Candlestick Patterns in a Bear Market

By: lerhing
As we entered into 2008 with the worst start to a trading year in history, traders still remained conflicted as to whether or not we were entering into a bear market. Last week, the numbers of our economic situation became clear, as we experienced a second month of lowered GDP growth – meaning we are one month away from being in an “official" economic recession.

With that said, a bear market may certainly be on the horizon – and many charts on traders’ screens in America are showing bearish patterns. Utilizing candlestick charts can provide you with a dynamic alternative to bar charts. There are several common bearish candlestick patterns that have either emerged – or are on the verge of emerging – in our current market:

• Evening star – The evening star is easy to identify in a bearish market. Upon opening, the candle pattern occurs below the previous session’s small real body, which may be either green or red. In addition, in comparison to two trading sessions prior, the evening star will close deeply into the real body. The evening star symbolizes the loss of investor confidence, and with another session in the red, the pattern is confirmed.

• Engulfing pattern – The engulfing pattern turns into an uptrend during a bear market. The red, real body becomes elongated, engulfing the green, smaller real body.
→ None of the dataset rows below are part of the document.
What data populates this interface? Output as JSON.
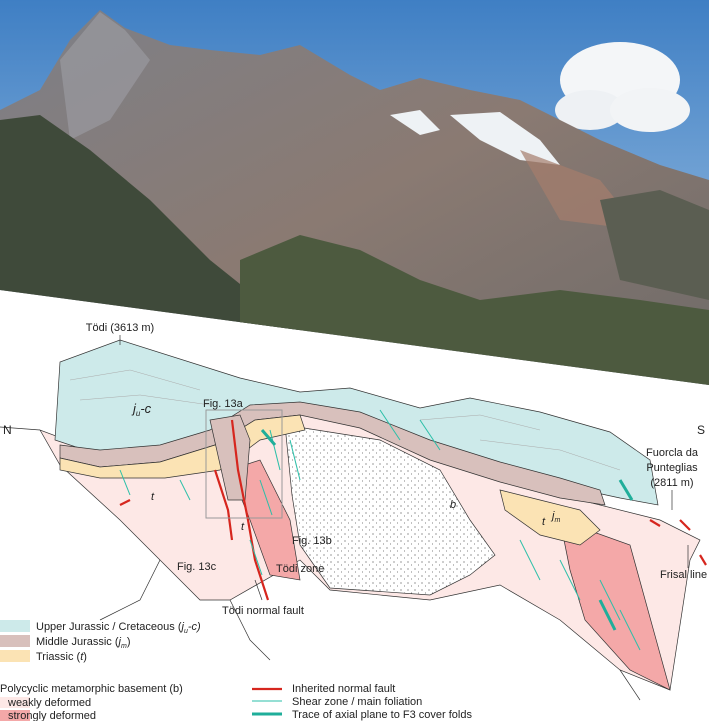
{
  "sketch": {
    "peak": "Tödi (3613 m)",
    "north": "N",
    "south": "S",
    "unit_juc": {
      "main": "j",
      "sub": "u",
      "tail": "-c"
    },
    "unit_jm": {
      "main": "j",
      "sub": "m"
    },
    "fig13a": "Fig. 13a",
    "fig13b": "Fig. 13b",
    "fig13c": "Fig. 13c",
    "triassic_marks": [
      "t",
      "t",
      "t"
    ],
    "basement_mark": "b",
    "pass": [
      "Fuorcla da",
      "Punteglias",
      "(2811 m)"
    ],
    "todi_zone": "Tödi zone",
    "todi_fault": "Tödi normal fault",
    "frisal": "Frisal line"
  },
  "legend": {
    "cover": [
      {
        "text": "Upper Jurassic / Cretaceous (",
        "main": "j",
        "sub": "u",
        "tail": "-c)"
      },
      {
        "text": "Middle Jurassic (",
        "main": "j",
        "sub": "m",
        "tail": ")"
      },
      {
        "text": "Triassic (",
        "main": "t",
        "tail": ")"
      }
    ],
    "basement_title": "Polycyclic metamorphic basement (b)",
    "basement": [
      "weakly deformed",
      "strongly deformed"
    ],
    "lines": [
      "Inherited normal fault",
      "Shear zone / main foliation",
      "Trace of axial plane to F3 cover folds"
    ]
  }
}
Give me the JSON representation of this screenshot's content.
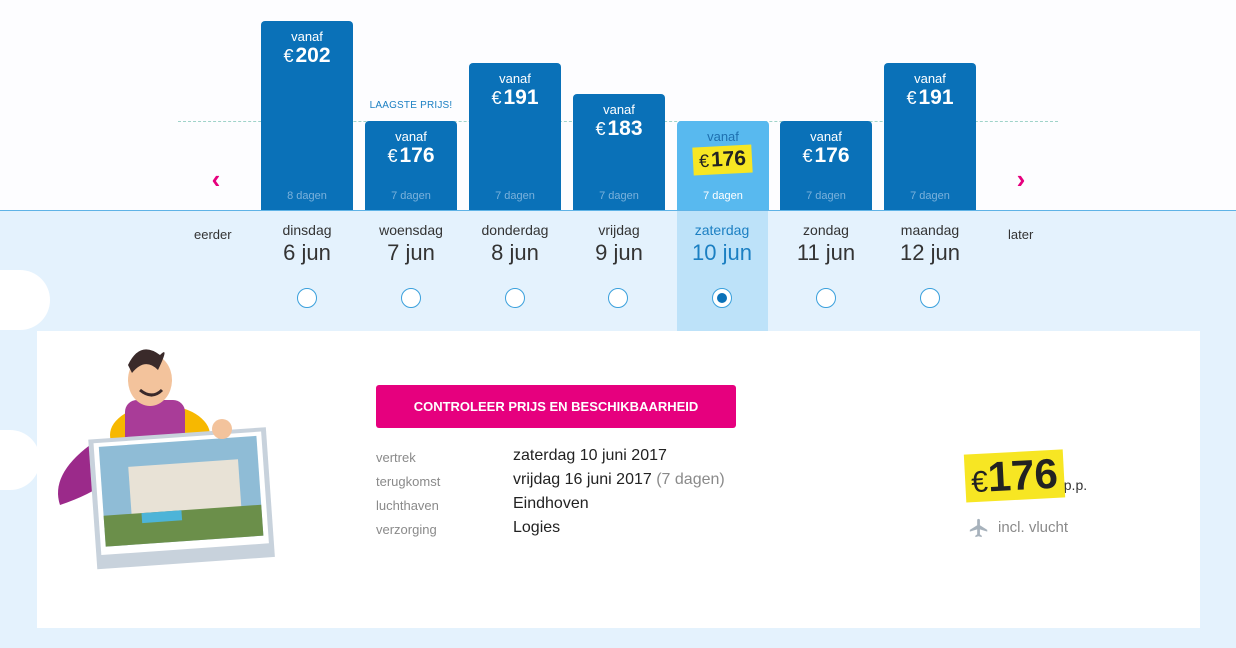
{
  "nav": {
    "prev_label": "eerder",
    "next_label": "later"
  },
  "lowest_label": "LAAGSTE PRIJS!",
  "dates": [
    {
      "day": "dinsdag",
      "date": "6 jun",
      "vanaf": "vanaf",
      "currency": "€",
      "price": "202",
      "duration": "8 dagen"
    },
    {
      "day": "woensdag",
      "date": "7 jun",
      "vanaf": "vanaf",
      "currency": "€",
      "price": "176",
      "duration": "7 dagen"
    },
    {
      "day": "donderdag",
      "date": "8 jun",
      "vanaf": "vanaf",
      "currency": "€",
      "price": "191",
      "duration": "7 dagen"
    },
    {
      "day": "vrijdag",
      "date": "9 jun",
      "vanaf": "vanaf",
      "currency": "€",
      "price": "183",
      "duration": "7 dagen"
    },
    {
      "day": "zaterdag",
      "date": "10 jun",
      "vanaf": "vanaf",
      "currency": "€",
      "price": "176",
      "duration": "7 dagen"
    },
    {
      "day": "zondag",
      "date": "11 jun",
      "vanaf": "vanaf",
      "currency": "€",
      "price": "176",
      "duration": "7 dagen"
    },
    {
      "day": "maandag",
      "date": "12 jun",
      "vanaf": "vanaf",
      "currency": "€",
      "price": "191",
      "duration": "7 dagen"
    }
  ],
  "selected_index": 4,
  "cta_label": "CONTROLEER PRIJS EN BESCHIKBAARHEID",
  "details": {
    "vertrek_label": "vertrek",
    "vertrek_value": "zaterdag 10 juni 2017",
    "terugkomst_label": "terugkomst",
    "terugkomst_value": "vrijdag 16 juni 2017",
    "terugkomst_note": "(7 dagen)",
    "luchthaven_label": "luchthaven",
    "luchthaven_value": "Eindhoven",
    "verzorging_label": "verzorging",
    "verzorging_value": "Logies"
  },
  "total": {
    "currency": "€",
    "price": "176",
    "per_person": "p.p.",
    "incl_label": "incl. vlucht"
  },
  "colors": {
    "bar": "#0a71b8",
    "selected_bar": "#58b9ef",
    "accent": "#e6007e",
    "highlight": "#f7e623"
  }
}
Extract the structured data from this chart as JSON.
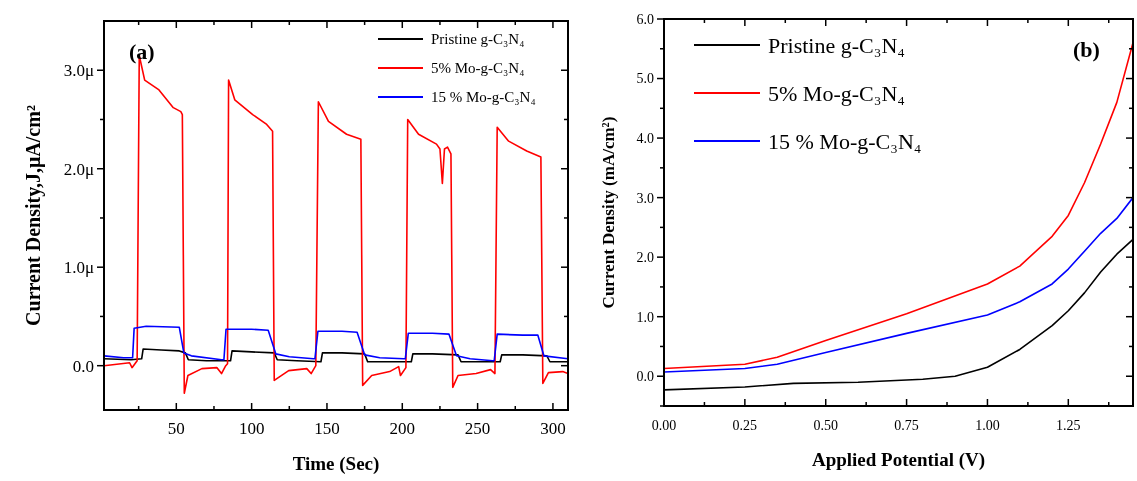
{
  "chart_data": [
    {
      "type": "line",
      "xlabel": "Time (Sec)",
      "ylabel": "Current Density,J,μA/cm²",
      "annotations": [
        "(a)"
      ],
      "legend": "top right",
      "xlim": [
        2,
        310
      ],
      "ylim": [
        -0.45,
        3.5
      ],
      "xticks": [
        {
          "value": 25,
          "label": null
        },
        50,
        {
          "value": 75,
          "label": null
        },
        100,
        {
          "value": 125,
          "label": null
        },
        150,
        {
          "value": 175,
          "label": null
        },
        200,
        {
          "value": 225,
          "label": null
        },
        250,
        {
          "value": 275,
          "label": null
        },
        300
      ],
      "yticks": [
        {
          "value": 0,
          "label": "0.0"
        },
        {
          "value": 0.5,
          "label": null
        },
        {
          "value": 1,
          "label": "1.0μ"
        },
        {
          "value": 1.5,
          "label": null
        },
        {
          "value": 2,
          "label": "2.0μ"
        },
        {
          "value": 2.5,
          "label": null
        },
        {
          "value": 3,
          "label": "3.0μ"
        }
      ],
      "series": [
        {
          "name": "Pristine g-C₃N₄",
          "color": "#000000",
          "x": [
            2,
            20,
            27,
            28,
            40,
            52,
            56,
            58,
            70,
            86,
            87,
            100,
            115,
            117,
            130,
            146,
            147,
            160,
            175,
            177,
            190,
            206,
            207,
            220,
            237,
            239,
            250,
            265,
            266,
            280,
            296,
            298,
            310
          ],
          "values": [
            0.07,
            0.06,
            0.07,
            0.17,
            0.16,
            0.15,
            0.13,
            0.06,
            0.05,
            0.05,
            0.15,
            0.14,
            0.13,
            0.06,
            0.05,
            0.04,
            0.13,
            0.13,
            0.12,
            0.04,
            0.04,
            0.04,
            0.12,
            0.12,
            0.11,
            0.04,
            0.04,
            0.04,
            0.11,
            0.11,
            0.1,
            0.04,
            0.04
          ]
        },
        {
          "name": "5% Mo-g-C₃N₄",
          "color": "#ff0000",
          "x": [
            2,
            19,
            20.6,
            24,
            25.4,
            29,
            38.5,
            48,
            53,
            54,
            55.3,
            57.7,
            67,
            77,
            80,
            82.8,
            84,
            84.7,
            88.8,
            100.7,
            110,
            113.9,
            115,
            124.6,
            136.6,
            139.5,
            142.6,
            144.3,
            151,
            163,
            172.5,
            173.7,
            179.7,
            191.6,
            197.6,
            198.8,
            202.4,
            203.6,
            210.8,
            222.7,
            225,
            226.6,
            228,
            230,
            232.3,
            233.5,
            237,
            249,
            258.6,
            261.5,
            263,
            270.6,
            282.6,
            292,
            293.3,
            297,
            306.5,
            310
          ],
          "values": [
            0,
            0.03,
            -0.02,
            0.05,
            3.15,
            2.9,
            2.8,
            2.62,
            2.58,
            2.55,
            -0.28,
            -0.1,
            -0.03,
            -0.02,
            -0.08,
            0,
            0.02,
            2.9,
            2.7,
            2.55,
            2.45,
            2.38,
            -0.15,
            -0.05,
            -0.03,
            -0.08,
            0,
            2.68,
            2.48,
            2.35,
            2.3,
            -0.2,
            -0.1,
            -0.06,
            -0.01,
            -0.1,
            -0.02,
            2.5,
            2.35,
            2.25,
            2.2,
            1.85,
            2.2,
            2.22,
            2.15,
            -0.22,
            -0.1,
            -0.08,
            -0.04,
            -0.08,
            2.42,
            2.28,
            2.18,
            2.12,
            -0.18,
            -0.07,
            -0.06,
            -0.08
          ]
        },
        {
          "name": "15 % Mo-g-C₃N₄",
          "color": "#0000ff",
          "x": [
            2,
            15,
            21,
            22,
            30,
            52,
            55,
            60,
            80,
            81.6,
            83,
            100,
            111,
            116,
            125,
            141,
            142,
            144,
            160,
            170,
            175,
            185,
            201,
            202,
            204,
            220,
            231,
            236,
            245,
            260,
            261,
            263,
            280,
            290,
            294,
            310
          ],
          "values": [
            0.1,
            0.08,
            0.08,
            0.38,
            0.4,
            0.39,
            0.13,
            0.1,
            0.06,
            0.06,
            0.37,
            0.37,
            0.36,
            0.12,
            0.09,
            0.07,
            0.07,
            0.35,
            0.35,
            0.34,
            0.11,
            0.08,
            0.07,
            0.07,
            0.33,
            0.33,
            0.32,
            0.1,
            0.07,
            0.05,
            0.05,
            0.32,
            0.31,
            0.31,
            0.1,
            0.07
          ]
        }
      ]
    },
    {
      "type": "line",
      "xlabel": "Applied Potential (V)",
      "ylabel": "Current Density (mA/cm²)",
      "annotations": [
        "(b)"
      ],
      "legend": "top left",
      "xlim": [
        0,
        1.45
      ],
      "ylim": [
        -0.5,
        6
      ],
      "xticks": [
        {
          "value": 0,
          "label": "0.00"
        },
        {
          "value": 0.125,
          "label": null
        },
        0.25,
        {
          "value": 0.375,
          "label": null
        },
        {
          "value": 0.5,
          "label": "0.50"
        },
        {
          "value": 0.625,
          "label": null
        },
        0.75,
        {
          "value": 0.875,
          "label": null
        },
        {
          "value": 1,
          "label": "1.00"
        },
        {
          "value": 1.125,
          "label": null
        },
        1.25,
        {
          "value": 1.375,
          "label": null
        }
      ],
      "yticks": [
        {
          "value": -0.5,
          "label": null
        },
        {
          "value": 0,
          "label": "0.0"
        },
        {
          "value": 0.5,
          "label": null
        },
        {
          "value": 1,
          "label": "1.0"
        },
        {
          "value": 1.5,
          "label": null
        },
        {
          "value": 2,
          "label": "2.0"
        },
        {
          "value": 2.5,
          "label": null
        },
        {
          "value": 3,
          "label": "3.0"
        },
        {
          "value": 3.5,
          "label": null
        },
        {
          "value": 4,
          "label": "4.0"
        },
        {
          "value": 4.5,
          "label": null
        },
        {
          "value": 5,
          "label": "5.0"
        },
        {
          "value": 5.5,
          "label": null
        },
        {
          "value": 6,
          "label": "6.0"
        }
      ],
      "series": [
        {
          "name": "Pristine g-C₃N₄",
          "color": "#000000",
          "x": [
            0,
            0.25,
            0.4,
            0.6,
            0.8,
            0.9,
            1.0,
            1.1,
            1.2,
            1.25,
            1.3,
            1.35,
            1.4,
            1.45
          ],
          "values": [
            -0.23,
            -0.18,
            -0.12,
            -0.1,
            -0.05,
            0,
            0.15,
            0.45,
            0.85,
            1.1,
            1.4,
            1.75,
            2.05,
            2.3
          ]
        },
        {
          "name": "5% Mo-g-C₃N₄",
          "color": "#ff0000",
          "x": [
            0,
            0.25,
            0.35,
            0.5,
            0.75,
            1.0,
            1.1,
            1.2,
            1.25,
            1.3,
            1.35,
            1.4,
            1.45
          ],
          "values": [
            0.13,
            0.2,
            0.32,
            0.6,
            1.05,
            1.55,
            1.85,
            2.35,
            2.7,
            3.25,
            3.9,
            4.6,
            5.6
          ]
        },
        {
          "name": "15 % Mo-g-C₃N₄",
          "color": "#0000ff",
          "x": [
            0,
            0.25,
            0.35,
            0.5,
            0.75,
            1.0,
            1.1,
            1.2,
            1.25,
            1.3,
            1.35,
            1.4,
            1.45
          ],
          "values": [
            0.07,
            0.13,
            0.2,
            0.4,
            0.72,
            1.03,
            1.25,
            1.55,
            1.8,
            2.1,
            2.4,
            2.65,
            3.0
          ]
        }
      ]
    }
  ]
}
• Harami – Spotting a harami in a bear market is easy. The small red real body will be completely encompassed by the previous trading session’s real body. With this signal, you must watch the pattern closely. In a bear market, the harami indicates that the current uptrend is coming to an end – especially if there is low volume.

• Harami Cross – During a bear market, the harami cross involves a harami pattern – however, the doji will replace the small real body in the next trading day. The doji that appears will be contained within the previous session’s real body. Similar to the standard harami, the trend is initially visible, but the volume will flat line during the trading session – closing at the same price as opening.

Candlestick patterns contribute an additional dimension to the standard bar charts, and interestingly, reading candlestick charts has prevailed through hundreds of years – starting with the Japanese rice speculators. When you are entering into a bear market, candlestick charts can detect the potential reversals, bottoms, and ceilings – giving you a technical edge in a turbulent market.